If you were looking for curcumin and turmeric evidence in the area of cancer prevention or treatment, you would find nearly 1000 separate studies in a single database. Here’s a brief look at some of the results from those and other studies.
In the past, researchers have seen that some plant extracts are beneficial for preventing cancer formation. Others prevent the growth of tumors. Still others cause the cancer cells to kill themselves, believe it or not.
Curcumin, the compound that gives turmeric rhizomes their orange color, has been shown to do all of those things; prevent the formation, slow the growth and cause the cells to die. All of this has been seen without having any negative effect on healthy cells.
It is important to remember that these studies were conducted in the laboratory, using animal models and cell lines. The results are, therefore, considered preliminary. Currently, there are several clinical trials in progress. These will provide more conclusive curcumin and turmeric evidence, in the area of cancer treatment. As a preventative measure, health experts agree that a variety of plant extracts are beneficial, no single one is more important than any other.
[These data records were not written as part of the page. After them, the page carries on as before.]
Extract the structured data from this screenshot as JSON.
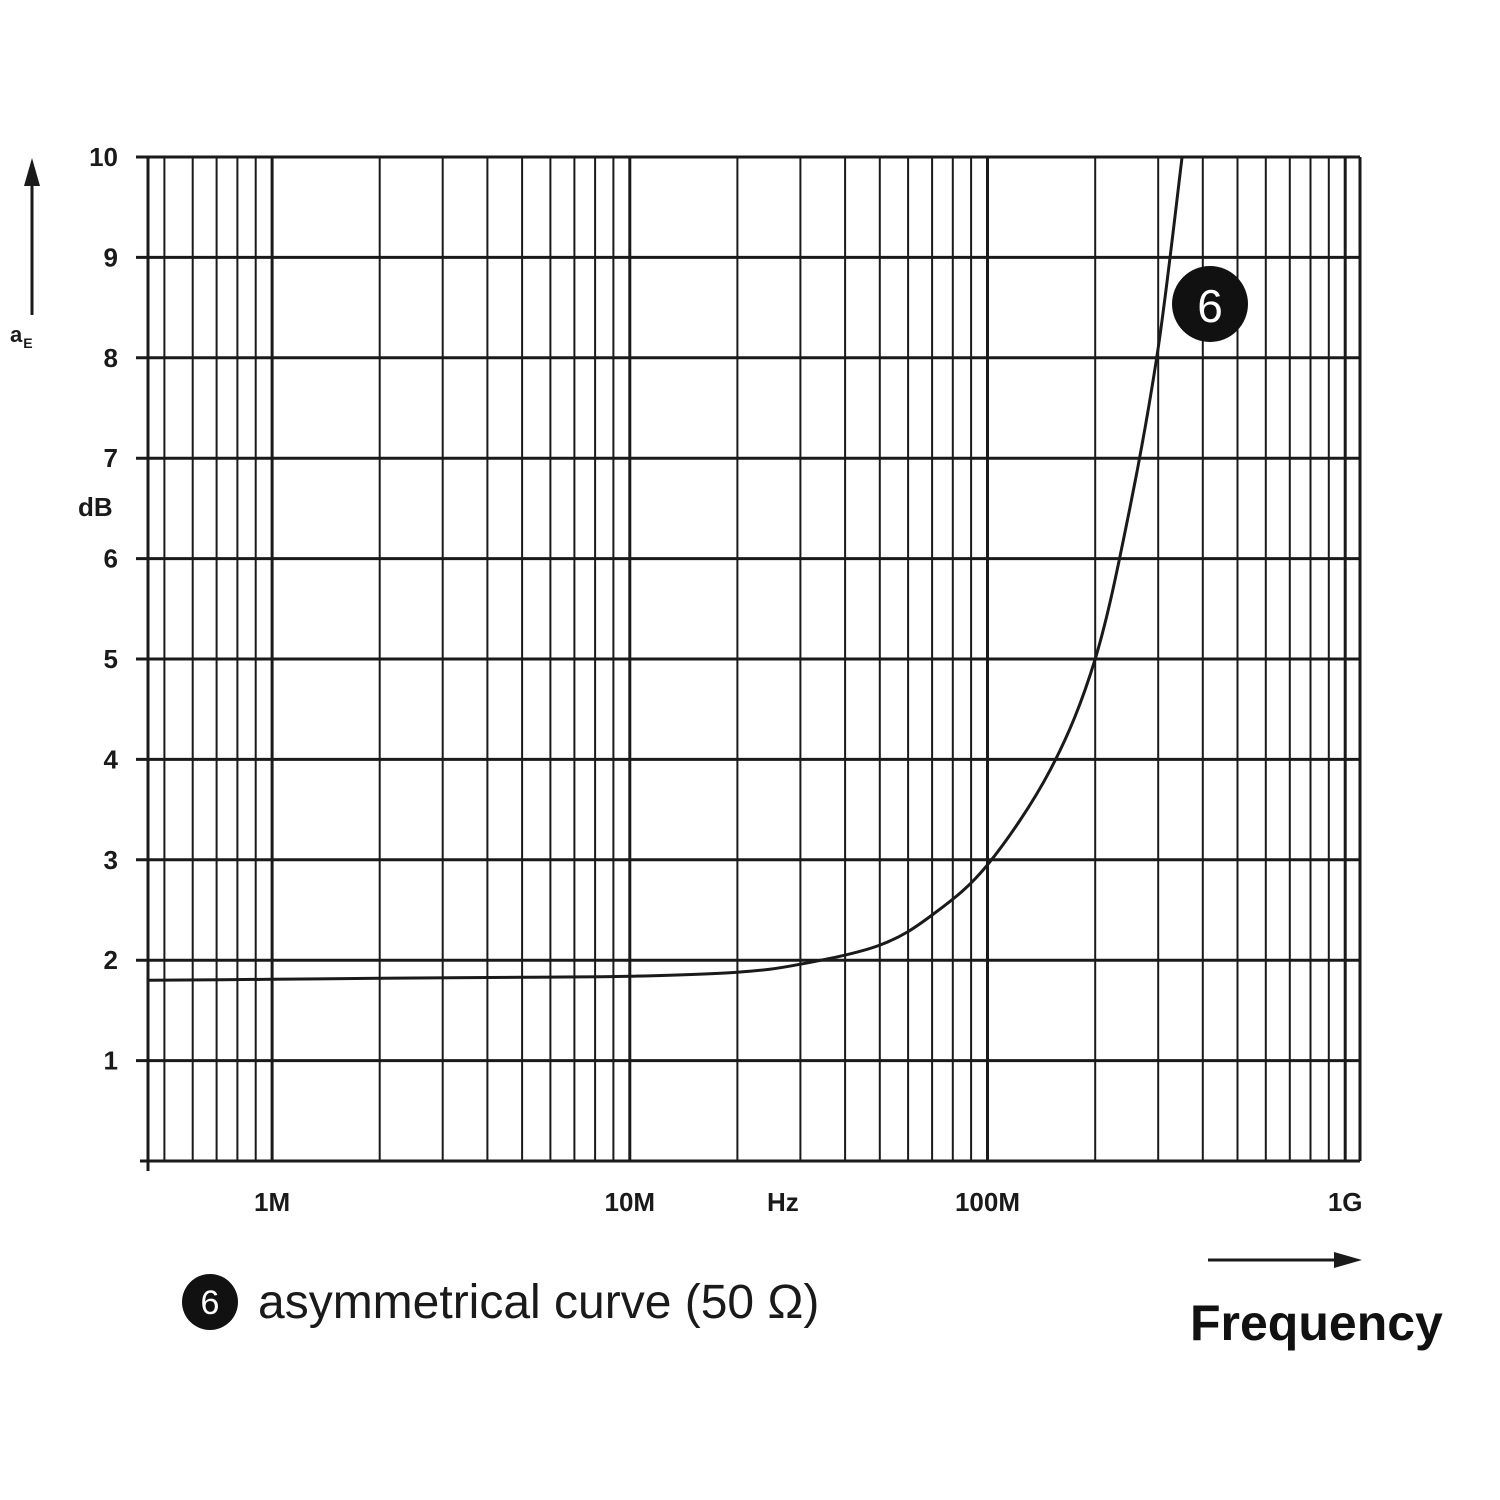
{
  "chart_data": {
    "type": "line",
    "x_scale": "log",
    "xlim": [
      "450k",
      "1.1G"
    ],
    "ylim": [
      0,
      10
    ],
    "yticks": [
      "1",
      "2",
      "3",
      "4",
      "5",
      "6",
      "7",
      "8",
      "9",
      "10"
    ],
    "xtick_labels": [
      {
        "x": "1M",
        "label": "1M"
      },
      {
        "x": "10M",
        "label": "10M"
      },
      {
        "x": "100M",
        "label": "100M"
      },
      {
        "x": "1G",
        "label": "1G"
      }
    ],
    "xunit": "Hz",
    "xlabel": "Frequency",
    "ylabel_main": "a",
    "ylabel_sub": "E",
    "yunit": "dB",
    "grid": true,
    "series": [
      {
        "name": "asymmetrical curve (50 Ω)",
        "marker": "6",
        "x": [
          "450k",
          "1M",
          "2M",
          "5M",
          "10M",
          "20M",
          "30M",
          "50M",
          "70M",
          "100M",
          "150M",
          "200M",
          "250M",
          "300M",
          "350M"
        ],
        "y": [
          1.8,
          1.81,
          1.82,
          1.83,
          1.84,
          1.88,
          1.96,
          2.15,
          2.45,
          2.95,
          3.9,
          5.0,
          6.5,
          8.1,
          10.0
        ]
      }
    ]
  },
  "legend": {
    "marker": "6",
    "label": "asymmetrical curve (50 Ω)"
  },
  "colors": {
    "ink": "#1a1a1a",
    "background": "#ffffff"
  }
}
The benefit of curcumin for treating Alzheimer’s disease is the subject of another ongoing trial. Many researchers believe that Alzheimer’s disease is a form of amyloidosis, where a type of non-soluble protein based plaque (also known as amyloids) forms within neurons themselves. These plaques first reduce conductivity and as they build up, inhibit the neuron’s ability to process glucose for energy, resulting in cell death. Preliminary studies suggest that curcumin inhibits the formation of these plaques. It is said to have “anti-amyloid” activity.
There is a great deal of curcumin and turmeric evidence in other areas, as well. The extracts are helpful with all manner of stomach issues including gas, bloating, belching, appetite loss, and nausea. They have been used for treating ulcerative colitis.
Researchers have studied the effects of these extracts on ailments such as cataracts and chronic anterior uveitis, which is an inflammation of the iris. Their effect on fungal infections, multiple sclerosis, and high cholesterol are also being investigated. The extract is currently being use to treat people with dyspepsia, which is inadequate bile flow in the gallbladder.
With all of the curcumin and turmeric evidence that you have read about here it might seem that taking this single extract would be all that you ever need do to live a long healthy life, but nothing could be further from the truth. Researchers may be looking for a single magic pill, but the human body needs more.
You should seek out nutritional supplements that contain a vast array of vitamins, minerals, proteins and enzymes, as well as extracts such as curcumin from turmeric, resveratrol from red grapes, and catechins from green tea. There is enough curcumin and turmeric evidence to verify that it has medical worth. But, don’t shortchange yourself when it comes to the supplements you take. Ask for more, because more is available.